I was relieved to discover that A Clockwork Orange has been falsely shoved into all those duffel coats all these years – there is a final, grown-up chapter, removed by the book’s American publisher, in which Alex becomes an adult, gets some perspective and renounces violence forever. Burgess bitches on about how annoyed he was that this was deleted.

There is something slightly disingenuous about Burgess’s account of himself. It sounds too much like a man trying to convince you a series of mistakes and accidents were all the result of some very grand and clever scheme that you were just too stupid to perceive. He definitely doth protest too much, perhaps trying to prove that all his best work was achieved without really trying, without really caring.

He’s the same about his wives – both formiddable characters who drive a lot of what happens in the narrative, although he doesn’t speak much about the emotional power they clearly wield over him. It’s unsatisfying - you know there must be more to the story, but he won’t – or can’t - tell you. You’ll have to turn to his novels to find out the truth about his emotional drivers.

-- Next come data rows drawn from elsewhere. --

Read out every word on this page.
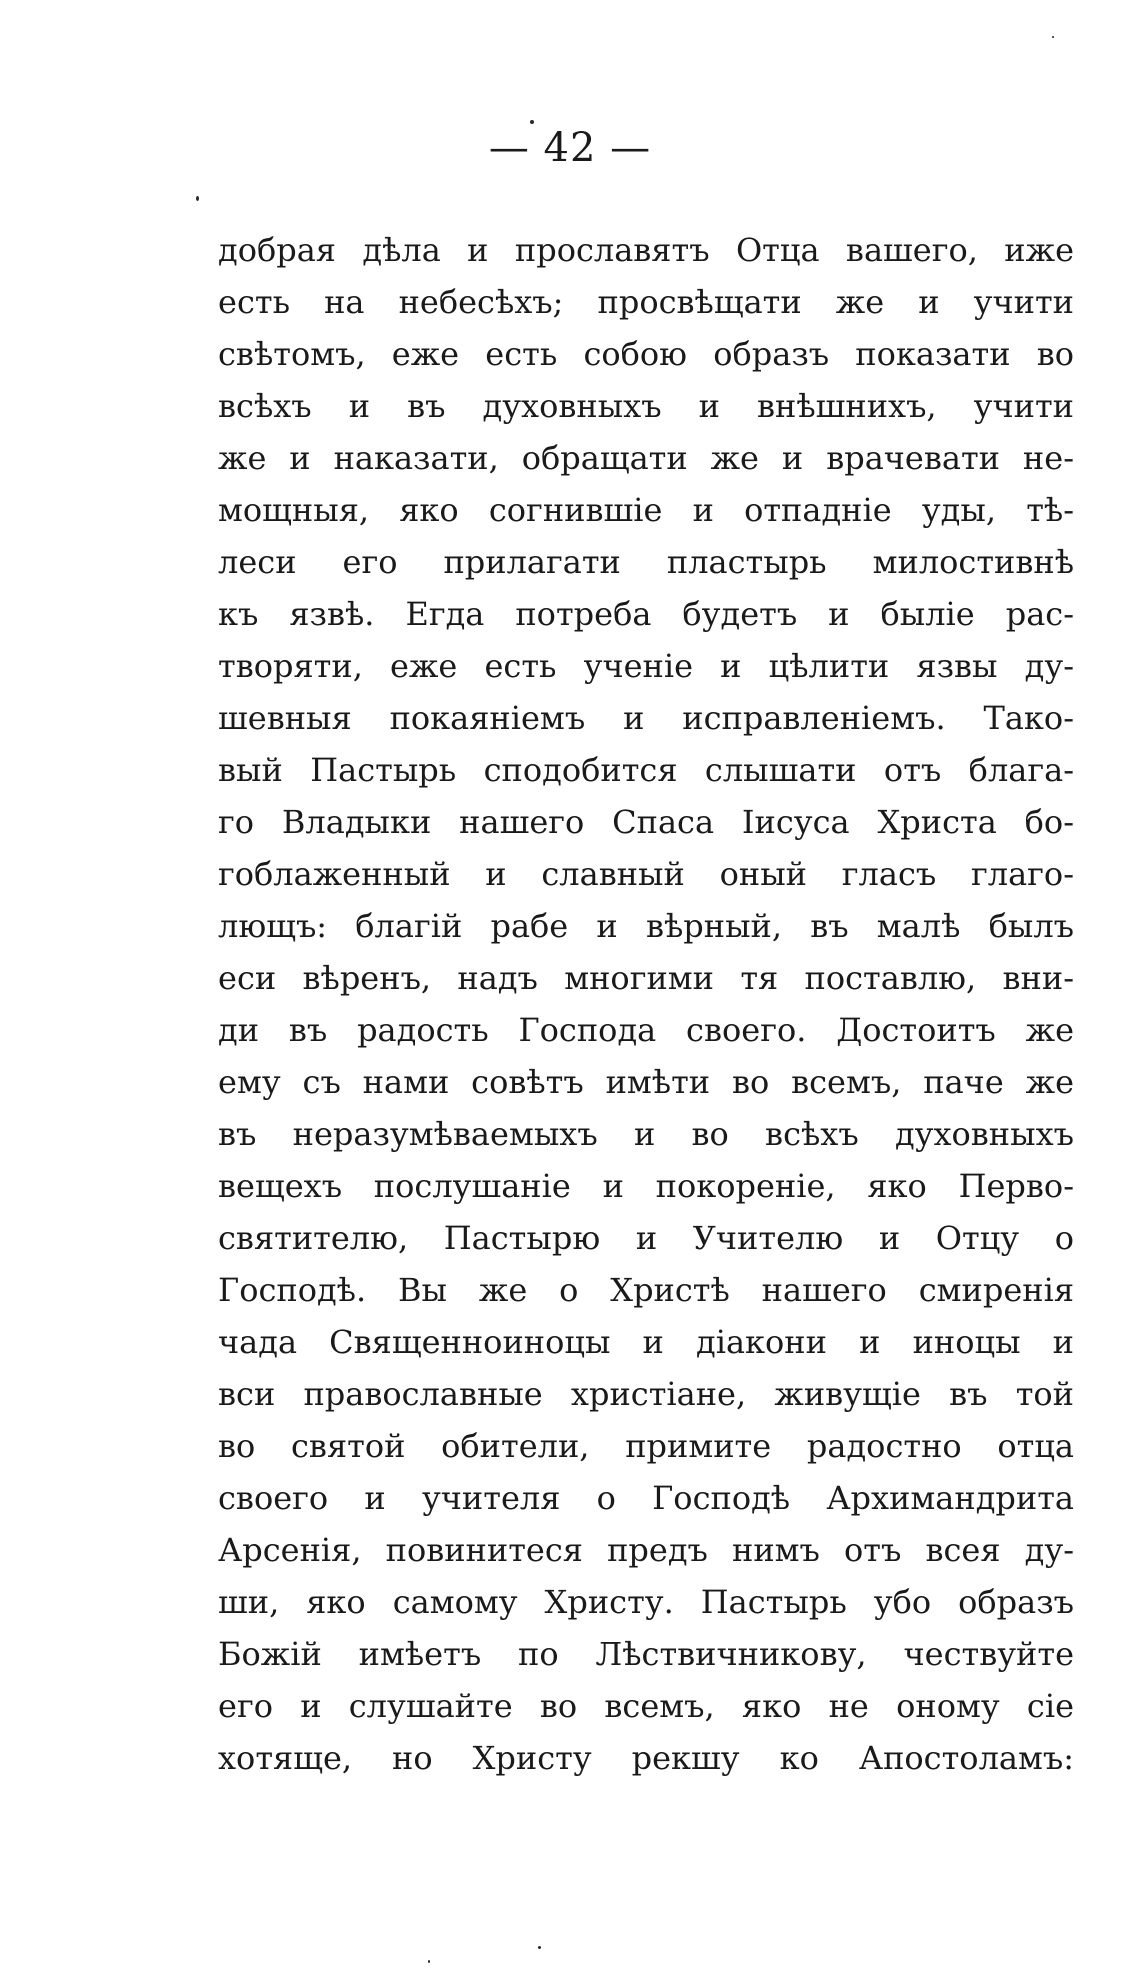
— 42 —
добрая дѣла и прославятъ Отца вашего, иже
есть на небесѣхъ; просвѣщати же и учити
свѣтомъ, еже есть собою образъ показати во
всѣхъ и въ духовныхъ и внѣшнихъ, учити
же и наказати, обращати же и врачевати не-
мощныя, яко согнившіе и отпадніе уды, тѣ-
леси его прилагати пластырь милостивнѣ
къ язвѣ. Егда потреба будетъ и быліе рас-
творяти, еже есть ученіе и цѣлити язвы ду-
шевныя покаяніемъ и исправленіемъ. Тако-
вый Пастырь сподобится слышати отъ блага-
го Владыки нашего Спаса Іисуса Христа бо-
гоблаженный и славный оный гласъ глаго-
лющъ: благій рабе и вѣрный, въ малѣ былъ
еси вѣренъ, надъ многими тя поставлю, вни-
ди въ радость Господа своего. Достоитъ же
ему съ нами совѣтъ имѣти во всемъ, паче же
въ неразумѣваемыхъ и во всѣхъ духовныхъ
вещехъ послушаніе и покореніе, яко Перво-
святителю, Пастырю и Учителю и Отцу о
Господѣ. Вы же о Христѣ нашего смиренія
чада Священноиноцы и діакони и иноцы и
вси православные христіане, живущіе въ той
во святой обители, примите радостно отца
своего и учителя о Господѣ Архимандрита
Арсенія, повинитеся предъ нимъ отъ всея ду-
ши, яко самому Христу. Пастырь убо образъ
Божій имѣетъ по Лѣствичникову, чествуйте
его и слушайте во всемъ, яко не оному сіе
хотяще, но Христу рекшу ко Апостоламъ:
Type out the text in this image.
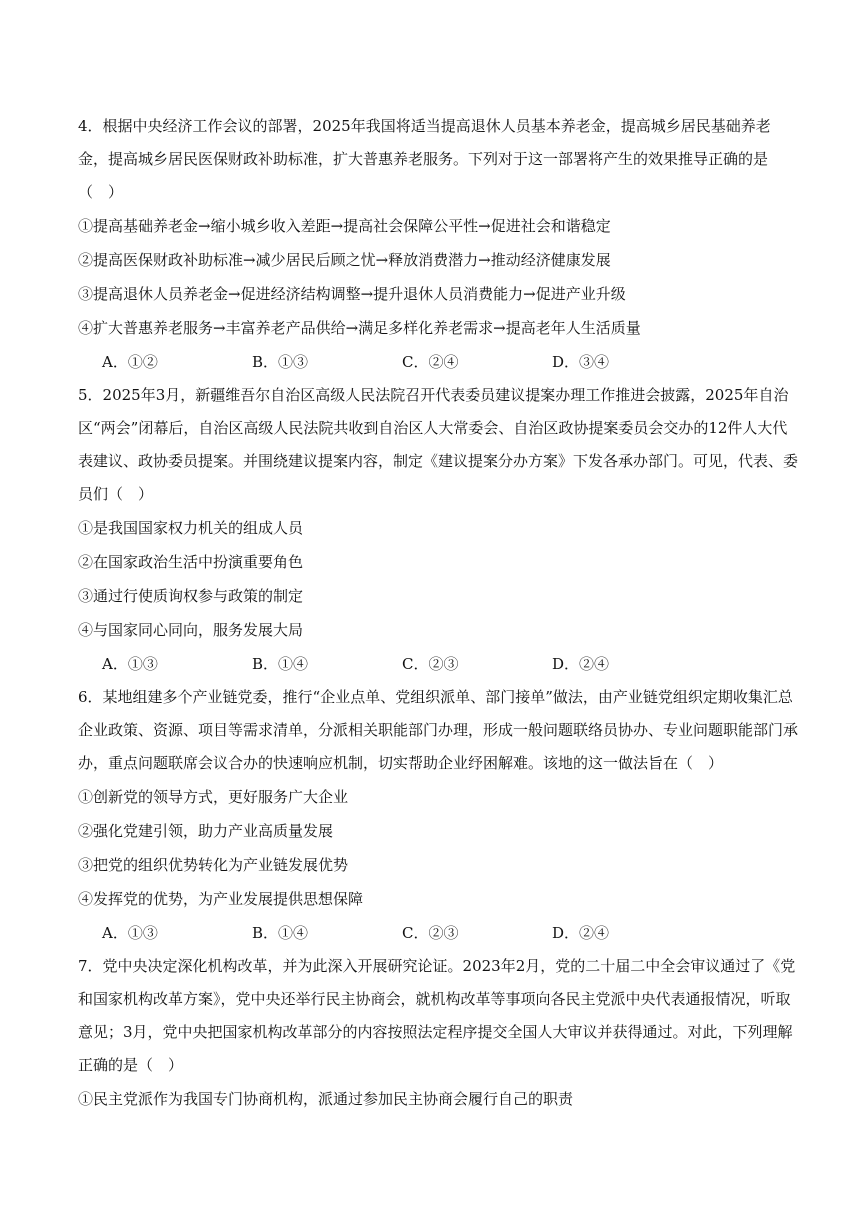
4．根据中央经济工作会议的部署，2025年我国将适当提高退休人员基本养老金，提高城乡居民基础养老金，提高城乡居民医保财政补助标准，扩大普惠养老服务。下列对于这一部署将产生的效果推导正确的是（　）

①提高基础养老金→缩小城乡收入差距→提高社会保障公平性→促进社会和谐稳定

②提高医保财政补助标准→减少居民后顾之忧→释放消费潜力→推动经济健康发展

③提高退休人员养老金→促进经济结构调整→提升退休人员消费能力→促进产业升级

④扩大普惠养老服务→丰富养老产品供给→满足多样化养老需求→提高老年人生活质量

A．①②	B．①③	C．②④	D．③④

5．2025年3月，新疆维吾尔自治区高级人民法院召开代表委员建议提案办理工作推进会披露，2025年自治区“两会”闭幕后，自治区高级人民法院共收到自治区人大常委会、自治区政协提案委员会交办的12件人大代表建议、政协委员提案。并围绕建议提案内容，制定《建议提案分办方案》下发各承办部门。可见，代表、委员们（　）

①是我国国家权力机关的组成人员

②在国家政治生活中扮演重要角色

③通过行使质询权参与政策的制定

④与国家同心同向，服务发展大局

A．①③	B．①④	C．②③	D．②④

6．某地组建多个产业链党委，推行“企业点单、党组织派单、部门接单”做法，由产业链党组织定期收集汇总企业政策、资源、项目等需求清单，分派相关职能部门办理，形成一般问题联络员协办、专业问题职能部门承办，重点问题联席会议合办的快速响应机制，切实帮助企业纾困解难。该地的这一做法旨在（　）

①创新党的领导方式，更好服务广大企业

②强化党建引领，助力产业高质量发展

③把党的组织优势转化为产业链发展优势

④发挥党的优势，为产业发展提供思想保障

A．①③	B．①④	C．②③	D．②④

7．党中央决定深化机构改革，并为此深入开展研究论证。2023年2月，党的二十届二中全会审议通过了《党和国家机构改革方案》，党中央还举行民主协商会，就机构改革等事项向各民主党派中央代表通报情况，听取意见；3月，党中央把国家机构改革部分的内容按照法定程序提交全国人大审议并获得通过。对此，下列理解正确的是（　）

①民主党派作为我国专门协商机构，派通过参加民主协商会履行自己的职责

But for all that, like Burgess himself, sticking by his alcoholic first wife as she descended into cyrrohis and death, I still love him.

If these books were people, they would be a workplace crush for whose email account you had found the password. As you obsessively hack into emails about budget reports and three o’clock meetings, you know you’re not really getting to the soul of the matter, but that doesn’t stop you.

In a nutshell: Poverty stricken would-be musician is forced by circumstance to become a best selling genius of a writer.

Little Wilson & Big God and You’ve Had Your Time score seven chocolates out of a possible ten, including the popular chewy caramel.